Bevin called the study “bogus” on KET Monday night, in his last debate with Conway. “It assumes, among other things, that there’s not a collapse of — oh, I don’t know — the Kentucky Health Cooperative, which has 50-plus percent of the people who are participating in the actual qualified health plans” sold on Kynect.
Kentucky Health News asked Bevin after the debate what the co-op’s problems had to with Medicaid, since they have no financial connection. He turned the question to the losses of the cooperative, calling its federal loans “our money.”

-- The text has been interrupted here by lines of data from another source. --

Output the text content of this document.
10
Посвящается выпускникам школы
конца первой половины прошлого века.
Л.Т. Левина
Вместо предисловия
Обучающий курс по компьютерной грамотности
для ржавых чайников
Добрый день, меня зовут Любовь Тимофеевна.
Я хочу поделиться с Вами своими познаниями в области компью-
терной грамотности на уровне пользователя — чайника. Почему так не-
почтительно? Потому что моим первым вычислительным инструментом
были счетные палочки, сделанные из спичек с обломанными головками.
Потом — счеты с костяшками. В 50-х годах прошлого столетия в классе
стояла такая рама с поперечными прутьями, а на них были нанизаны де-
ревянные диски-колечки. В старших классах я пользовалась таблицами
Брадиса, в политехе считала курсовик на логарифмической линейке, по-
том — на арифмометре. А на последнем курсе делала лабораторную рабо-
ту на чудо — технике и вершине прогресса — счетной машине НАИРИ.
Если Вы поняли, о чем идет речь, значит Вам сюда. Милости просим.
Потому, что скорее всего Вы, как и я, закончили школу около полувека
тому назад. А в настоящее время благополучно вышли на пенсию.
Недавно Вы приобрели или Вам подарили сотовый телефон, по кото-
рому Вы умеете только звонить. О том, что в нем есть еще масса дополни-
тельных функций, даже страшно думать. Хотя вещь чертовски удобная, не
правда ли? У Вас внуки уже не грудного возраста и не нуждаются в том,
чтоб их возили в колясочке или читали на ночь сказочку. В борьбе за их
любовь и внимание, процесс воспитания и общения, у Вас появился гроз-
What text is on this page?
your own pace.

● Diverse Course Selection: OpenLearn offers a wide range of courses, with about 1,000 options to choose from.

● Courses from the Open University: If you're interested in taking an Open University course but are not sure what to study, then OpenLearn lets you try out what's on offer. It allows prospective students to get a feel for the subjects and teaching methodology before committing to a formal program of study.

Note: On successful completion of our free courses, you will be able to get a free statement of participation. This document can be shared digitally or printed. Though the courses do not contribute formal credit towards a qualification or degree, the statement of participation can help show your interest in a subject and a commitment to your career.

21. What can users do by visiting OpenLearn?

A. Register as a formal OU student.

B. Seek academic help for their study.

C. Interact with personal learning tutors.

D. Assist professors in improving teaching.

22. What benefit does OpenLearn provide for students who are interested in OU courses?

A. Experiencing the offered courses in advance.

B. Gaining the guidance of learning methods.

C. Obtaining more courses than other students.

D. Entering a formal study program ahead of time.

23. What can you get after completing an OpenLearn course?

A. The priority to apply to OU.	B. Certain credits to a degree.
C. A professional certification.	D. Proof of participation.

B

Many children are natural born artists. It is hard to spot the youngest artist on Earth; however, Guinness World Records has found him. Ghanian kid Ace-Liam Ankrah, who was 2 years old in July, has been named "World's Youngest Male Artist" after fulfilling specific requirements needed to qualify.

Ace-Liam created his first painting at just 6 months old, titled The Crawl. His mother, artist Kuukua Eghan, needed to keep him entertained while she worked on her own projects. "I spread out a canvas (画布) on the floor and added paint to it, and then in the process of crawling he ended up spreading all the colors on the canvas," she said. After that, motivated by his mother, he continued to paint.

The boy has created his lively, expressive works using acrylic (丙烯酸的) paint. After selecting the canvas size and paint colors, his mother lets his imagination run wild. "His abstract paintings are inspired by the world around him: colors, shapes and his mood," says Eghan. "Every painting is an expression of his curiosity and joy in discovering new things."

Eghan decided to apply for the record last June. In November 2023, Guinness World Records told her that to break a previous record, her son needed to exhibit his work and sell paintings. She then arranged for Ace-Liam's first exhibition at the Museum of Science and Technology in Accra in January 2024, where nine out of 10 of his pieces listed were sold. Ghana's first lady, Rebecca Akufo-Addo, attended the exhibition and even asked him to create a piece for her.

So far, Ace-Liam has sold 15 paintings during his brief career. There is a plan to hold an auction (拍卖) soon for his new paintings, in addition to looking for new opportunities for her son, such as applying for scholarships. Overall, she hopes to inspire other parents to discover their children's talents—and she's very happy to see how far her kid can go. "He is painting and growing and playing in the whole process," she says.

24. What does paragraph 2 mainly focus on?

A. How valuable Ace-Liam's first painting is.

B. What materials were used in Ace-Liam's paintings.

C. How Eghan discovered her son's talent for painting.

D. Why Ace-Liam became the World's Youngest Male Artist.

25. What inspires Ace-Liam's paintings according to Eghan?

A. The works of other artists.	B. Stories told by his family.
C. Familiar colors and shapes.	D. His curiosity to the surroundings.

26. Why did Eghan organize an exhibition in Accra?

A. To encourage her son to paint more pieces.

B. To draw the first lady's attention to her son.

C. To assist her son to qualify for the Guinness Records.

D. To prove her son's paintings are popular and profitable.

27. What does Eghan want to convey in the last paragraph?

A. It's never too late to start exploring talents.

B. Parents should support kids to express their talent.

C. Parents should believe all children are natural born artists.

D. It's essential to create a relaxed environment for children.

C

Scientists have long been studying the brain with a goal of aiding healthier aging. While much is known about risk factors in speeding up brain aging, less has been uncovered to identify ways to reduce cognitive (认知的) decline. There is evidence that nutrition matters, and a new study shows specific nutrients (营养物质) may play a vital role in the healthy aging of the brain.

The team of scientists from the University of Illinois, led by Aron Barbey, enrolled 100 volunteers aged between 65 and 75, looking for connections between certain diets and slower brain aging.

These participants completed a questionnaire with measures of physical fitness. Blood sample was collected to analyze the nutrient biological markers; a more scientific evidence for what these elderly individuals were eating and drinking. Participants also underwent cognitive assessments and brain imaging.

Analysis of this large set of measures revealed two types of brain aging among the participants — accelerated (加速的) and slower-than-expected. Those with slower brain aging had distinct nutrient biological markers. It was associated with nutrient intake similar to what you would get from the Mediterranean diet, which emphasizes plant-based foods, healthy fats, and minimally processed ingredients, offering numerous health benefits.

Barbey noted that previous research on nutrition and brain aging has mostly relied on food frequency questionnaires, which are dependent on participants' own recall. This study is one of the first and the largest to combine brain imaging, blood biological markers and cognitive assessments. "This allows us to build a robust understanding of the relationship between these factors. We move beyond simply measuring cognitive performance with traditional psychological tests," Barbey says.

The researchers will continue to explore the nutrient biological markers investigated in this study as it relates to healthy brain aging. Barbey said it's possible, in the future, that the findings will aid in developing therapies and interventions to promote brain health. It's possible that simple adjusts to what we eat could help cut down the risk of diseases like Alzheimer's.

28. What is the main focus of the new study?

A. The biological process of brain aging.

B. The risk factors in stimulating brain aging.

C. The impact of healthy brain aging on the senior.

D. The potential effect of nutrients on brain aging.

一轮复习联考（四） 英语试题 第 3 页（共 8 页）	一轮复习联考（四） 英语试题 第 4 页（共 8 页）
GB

A connection could be made with the co-op’s failure and Kynect because it could have a long-term impact on Kynect policyholders, since co-op customers are less healthy and the other insurers will have to pick them up. However, next year’s penalty for not having insurance could encourage more healthy people to enroll.
The annual fee for not having insurance in 2016 is $695 per person and $347.50 per child, per year, or 2.5 percent of household income, whichever is greater, with a family maximum of $2,085.
The cooperative, a non-profit insurer, announced this month that it will close Dec. 31. It blamed Republican spending restrictions put into place last December that barred the Obama administration from using other federal funds to make up shortfalls of the 23 state co-ops. The Kentucky co-op was hoping for $77 million in extra federal money and got $9.7 million. The money was designed to compensate insurers who enrolled a disproportionate share of sick, expensive policyholders.